A few weeks ago, I listened to an interview with Syed Balkhi, founder of WPBeginner and Awesome Motive. He recommended the trilogy of books on Roy Thomson, who founded what became the Thomson Reuters media empire and whose family is one of the wealthiest families in Canada. I wanted to learn more about Roy, so I read Roy Thomson of Fleet Street by Russell Braddon.

Roy was born in 1894 and raised in Toronto, Canada, by working-class parents. As a kid, he developed a love for numbers. For fun, he manually calculated the statistics of all baseball players from information he found in newspapers. At age 14, to help his family, he dropped out of school and started working full-time doing administrative work for local businesses.

Roy’s aunt was a shrewd investor. But Roy was shocked to learn she didn’t keep any records. He used his newly acquired bookkeeping skills to record her investments. She rewarded him by loaning him money to invest alongside her. Roy was obsessed with making money and was excited to invest with his aunt. At 17, he proclaimed to coworkers he’d be a millionaire by age 30.

The investments with his aunt did well, and Roy reinvested profits to buy his employer’s stock. He built an impressive $15,000 portfolio. Roy excelled at work. He became a branch manager and did outside sales for a local company. That role was pivotal because it taught him how to sell and, more importantly, helped him discover his passion for doing deals.
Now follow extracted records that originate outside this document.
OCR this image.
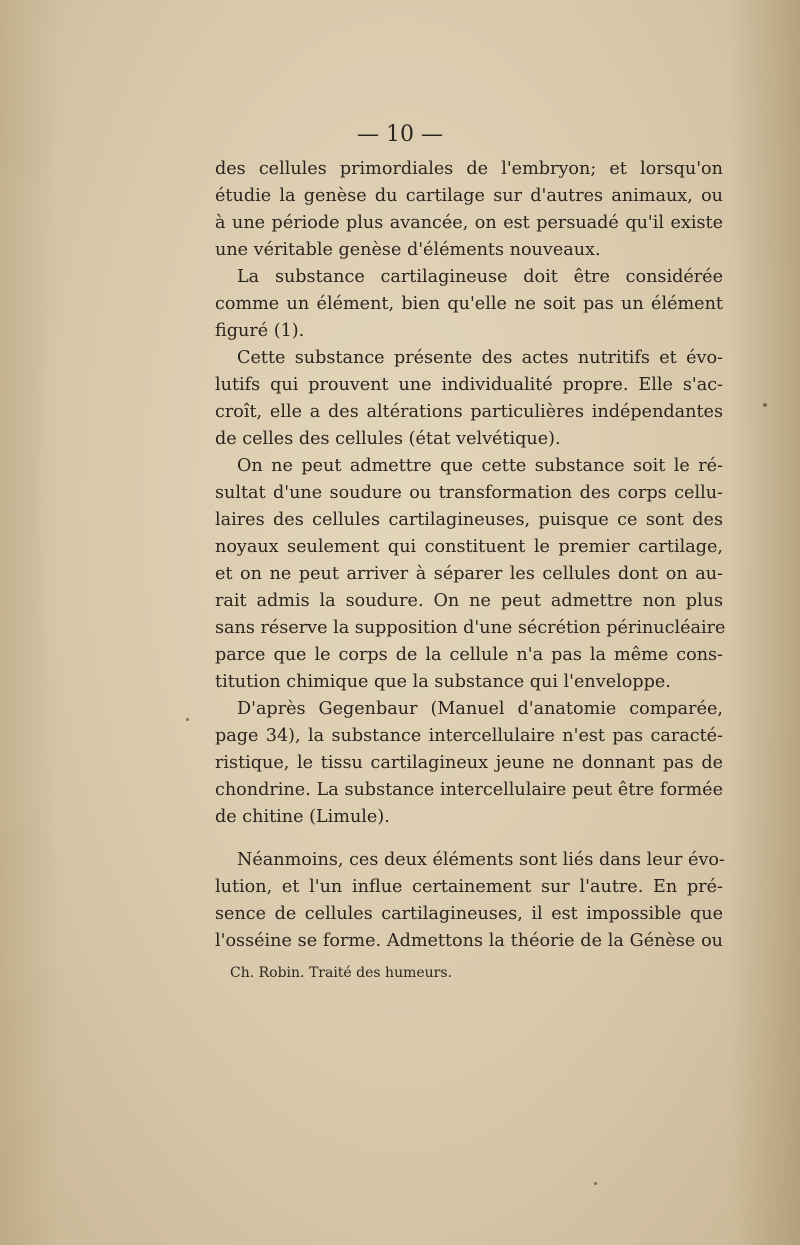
— 10 —
des cellules primordiales de l'embryon; et lorsqu'on
étudie la genèse du cartilage sur d'autres animaux, ou
à une période plus avancée, on est persuadé qu'il existe
une véritable genèse d'éléments nouveaux.
La substance cartilagineuse doit être considérée
comme un élément, bien qu'elle ne soit pas un élément
figuré (1).
Cette substance présente des actes nutritifs et évo-
lutifs qui prouvent une individualité propre. Elle s'ac-
croît, elle a des altérations particulières indépendantes
de celles des cellules (état velvétique).
On ne peut admettre que cette substance soit le ré-
sultat d'une soudure ou transformation des corps cellu-
laires des cellules cartilagineuses, puisque ce sont des
noyaux seulement qui constituent le premier cartilage,
et on ne peut arriver à séparer les cellules dont on au-
rait admis la soudure. On ne peut admettre non plus
sans réserve la supposition d'une sécrétion périnucléaire
parce que le corps de la cellule n'a pas la même cons-
titution chimique que la substance qui l'enveloppe.
D'après Gegenbaur (Manuel d'anatomie comparée,
page 34), la substance intercellulaire n'est pas caracté-
ristique, le tissu cartilagineux jeune ne donnant pas de
chondrine. La substance intercellulaire peut être formée
de chitine (Limule).
Néanmoins, ces deux éléments sont liés dans leur évo-
lution, et l'un influe certainement sur l'autre. En pré-
sence de cellules cartilagineuses, il est impossible que
l'osséine se forme. Admettons la théorie de la Génèse ou
Ch. Robin. Traité des humeurs.
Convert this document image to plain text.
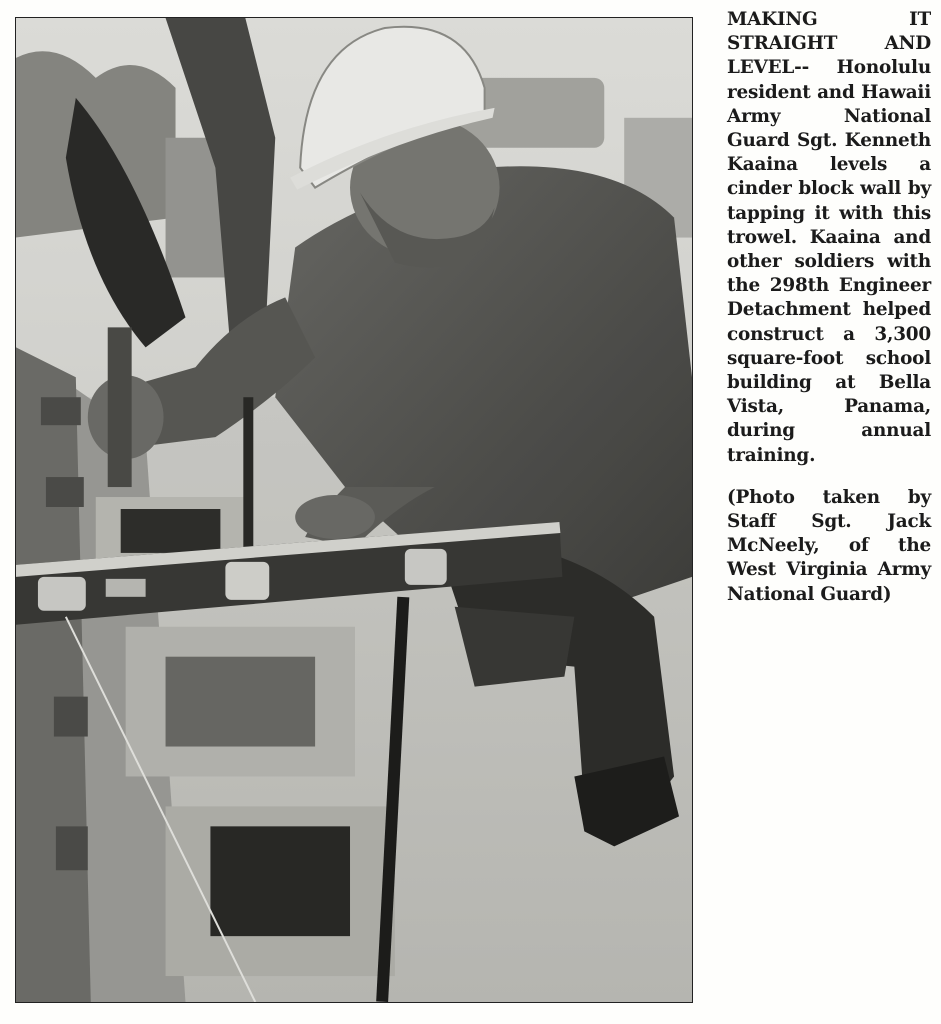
MAKING IT STRAIGHT AND LEVEL-- Honolulu resident and Hawaii Army National Guard Sgt. Kenneth Kaaina levels a cinder block wall by tapping it with this trowel. Kaaina and other soldiers with the 298th Engineer Detachment helped construct a 3,300 square-foot school building at Bella Vista, Panama, during annual training.

(Photo taken by Staff Sgt. Jack McNeely, of the West Virginia Army National Guard)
In 1917, Roy married Irma, and by the end of 1918, they had two children. Anxious to get rich, he took his $15,000, quit his job, and moved his family to remote Saskatchewan to become a farmer. The decision to purchase and farm 640 acres was a disastrous mistake. Roy lost much of his investment when he gave up farming within a year. He was 25, and he realized he couldn’t take losses like that if he wanted to become a millionaire by 30.
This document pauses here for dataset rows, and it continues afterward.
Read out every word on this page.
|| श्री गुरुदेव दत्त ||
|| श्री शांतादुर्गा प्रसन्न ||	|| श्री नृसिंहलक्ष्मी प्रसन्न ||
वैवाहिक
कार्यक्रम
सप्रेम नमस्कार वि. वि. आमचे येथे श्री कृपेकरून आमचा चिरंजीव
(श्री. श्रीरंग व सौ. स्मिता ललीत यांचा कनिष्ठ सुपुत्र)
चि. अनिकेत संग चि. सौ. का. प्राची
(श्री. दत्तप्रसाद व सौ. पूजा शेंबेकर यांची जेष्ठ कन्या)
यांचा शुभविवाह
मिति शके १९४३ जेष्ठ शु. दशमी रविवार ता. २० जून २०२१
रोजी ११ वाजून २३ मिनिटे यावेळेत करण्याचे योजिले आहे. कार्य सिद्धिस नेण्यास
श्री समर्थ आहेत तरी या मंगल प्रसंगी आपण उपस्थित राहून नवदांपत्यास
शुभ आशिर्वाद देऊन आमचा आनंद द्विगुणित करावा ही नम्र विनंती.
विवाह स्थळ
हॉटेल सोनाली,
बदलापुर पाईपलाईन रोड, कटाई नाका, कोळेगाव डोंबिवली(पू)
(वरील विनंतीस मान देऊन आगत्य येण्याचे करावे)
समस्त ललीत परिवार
Automobile sales were exploding in 1920. Roy and his brother Carl pooled their money to start a company selling replacement parts to garages. To expand, they bought a machine shop, and by 1924 they’d grown the company to $700,000 in sales.

Roy was buying parts from manufacturers and selling them to garages. Expanding this business required inventory, which required capital, which Roy and Carl didn’t have. When the garages were slow to pay their bills, Roy and Bill had cash flow issues. They almost went bankrupt.
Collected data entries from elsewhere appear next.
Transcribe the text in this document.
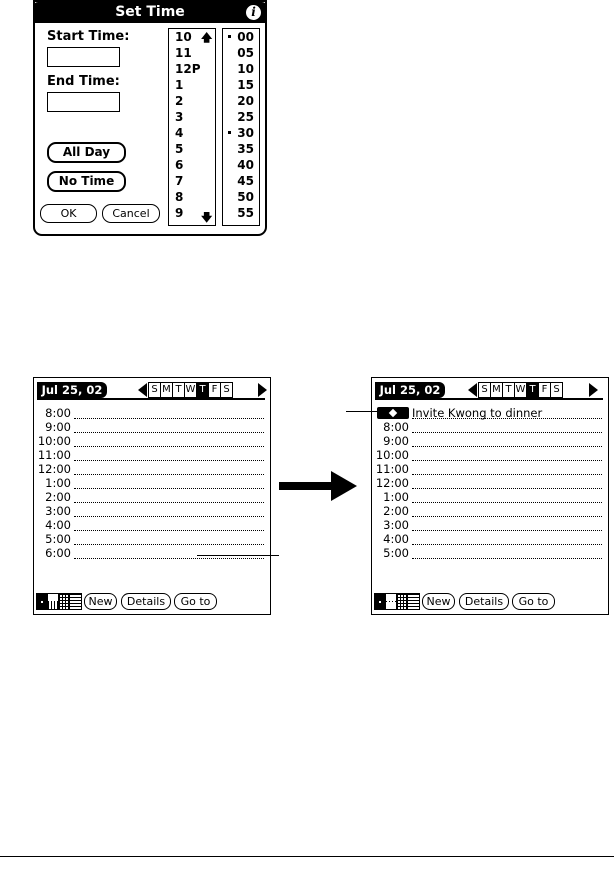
Set Time	i
Start Time:
End Time:
All Day
No Time
OK	Cancel
10
11
12P
1
2
3
4
5
6
7
8
9
🡅
🡇
00
05
10
15
20
25
30
35
40
45
50
55
Jul 25, 02	S M T W T F S
8:00
9:00
10:00
11:00
12:00
1:00
2:00
3:00
4:00
5:00
6:00
New	Details	Go to
Jul 25, 02	S M T W T F S
Invite Kwong to dinner
8:00
9:00
10:00
11:00
12:00
1:00
2:00
3:00
4:00
5:00
New	Details	Go to
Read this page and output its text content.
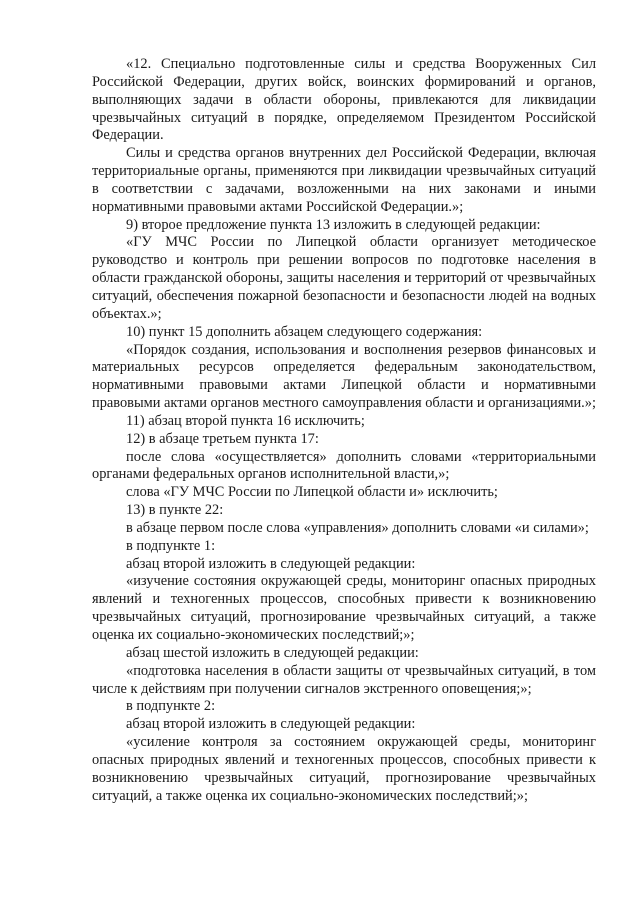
«12. Специально подготовленные силы и средства Вооруженных Сил Российской Федерации, других войск, воинских формирований и органов, выполняющих задачи в области обороны, привлекаются для ликвидации чрезвычайных ситуаций в порядке, определяемом Президентом Российской Федерации.

Силы и средства органов внутренних дел Российской Федерации, включая территориальные органы, применяются при ликвидации чрезвычайных ситуаций в соответствии с задачами, возложенными на них законами и иными нормативными правовыми актами Российской Федерации.»;

9) второе предложение пункта 13 изложить в следующей редакции:

«ГУ МЧС России по Липецкой области организует методическое руководство и контроль при решении вопросов по подготовке населения в области гражданской обороны, защиты населения и территорий от чрезвычайных ситуаций, обеспечения пожарной безопасности и безопасности людей на водных объектах.»;

10) пункт 15 дополнить абзацем следующего содержания:

«Порядок создания, использования и восполнения резервов финансовых и материальных ресурсов определяется федеральным законодательством, нормативными правовыми актами Липецкой области и нормативными правовыми актами органов местного самоуправления области и организациями.»;

11) абзац второй пункта 16 исключить;

12) в абзаце третьем пункта 17:

после слова «осуществляется» дополнить словами «территориальными органами федеральных органов исполнительной власти,»;

слова «ГУ МЧС России по Липецкой области и» исключить;

13) в пункте 22:

в абзаце первом после слова «управления» дополнить словами «и силами»;

в подпункте 1:

абзац второй изложить в следующей редакции:

«изучение состояния окружающей среды, мониторинг опасных природных явлений и техногенных процессов, способных привести к возникновению чрезвычайных ситуаций, прогнозирование чрезвычайных ситуаций, а также оценка их социально-экономических последствий;»;

абзац шестой изложить в следующей редакции:

«подготовка населения в области защиты от чрезвычайных ситуаций, в том числе к действиям при получении сигналов экстренного оповещения;»;

в подпункте 2:

абзац второй изложить в следующей редакции:

«усиление контроля за состоянием окружающей среды, мониторинг опасных природных явлений и техногенных процессов, способных привести к возникновению чрезвычайных ситуаций, прогнозирование чрезвычайных ситуаций, а также оценка их социально-экономических последствий;»;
The brothers reworked their debts, and Roy left Toronto for Ottawa, which he saw as an untapped market for automotive parts. He and Carl set up a new Ottawa company, Service Supplies Limited. At the same time, in 1925, radios were new. Manufacturers were eager to sell them to businesses that sold to consumers. Trying to dig himself out of debt, Roy started selling radios too. By 1928, the new company was doing $80,000 a year in sales and the debts from their shuttered business had been paid off.

Roy wasn’t satisfied. He wanted to grow the company more. Hearing about Trimmis and Kirkland Lake, two rural cities thriving because of gold mines in Ontario, Roy moved his family to North Bay, Ontario, in 1928. Roy realized he had to help rural dealers. They didn’t know how to sell radios to consumers. Roy devised a door-to-door sales strategy that let consumers test radios for a week. If they liked them, he hoped they’d buy them. The strategy was innovative, but there was a significant problem that Roy and his dealers had overlooked: there was no radio signal in this remote area. There was nothing for people to listen to on the radio.

With the depression beginning to affect Roy’s dealers and payments from them to Roy slowing, Roy started to ponder how he could solve this problem. The more he thought about it, the more he realized there was only one way to solve it. He had to start a radio station.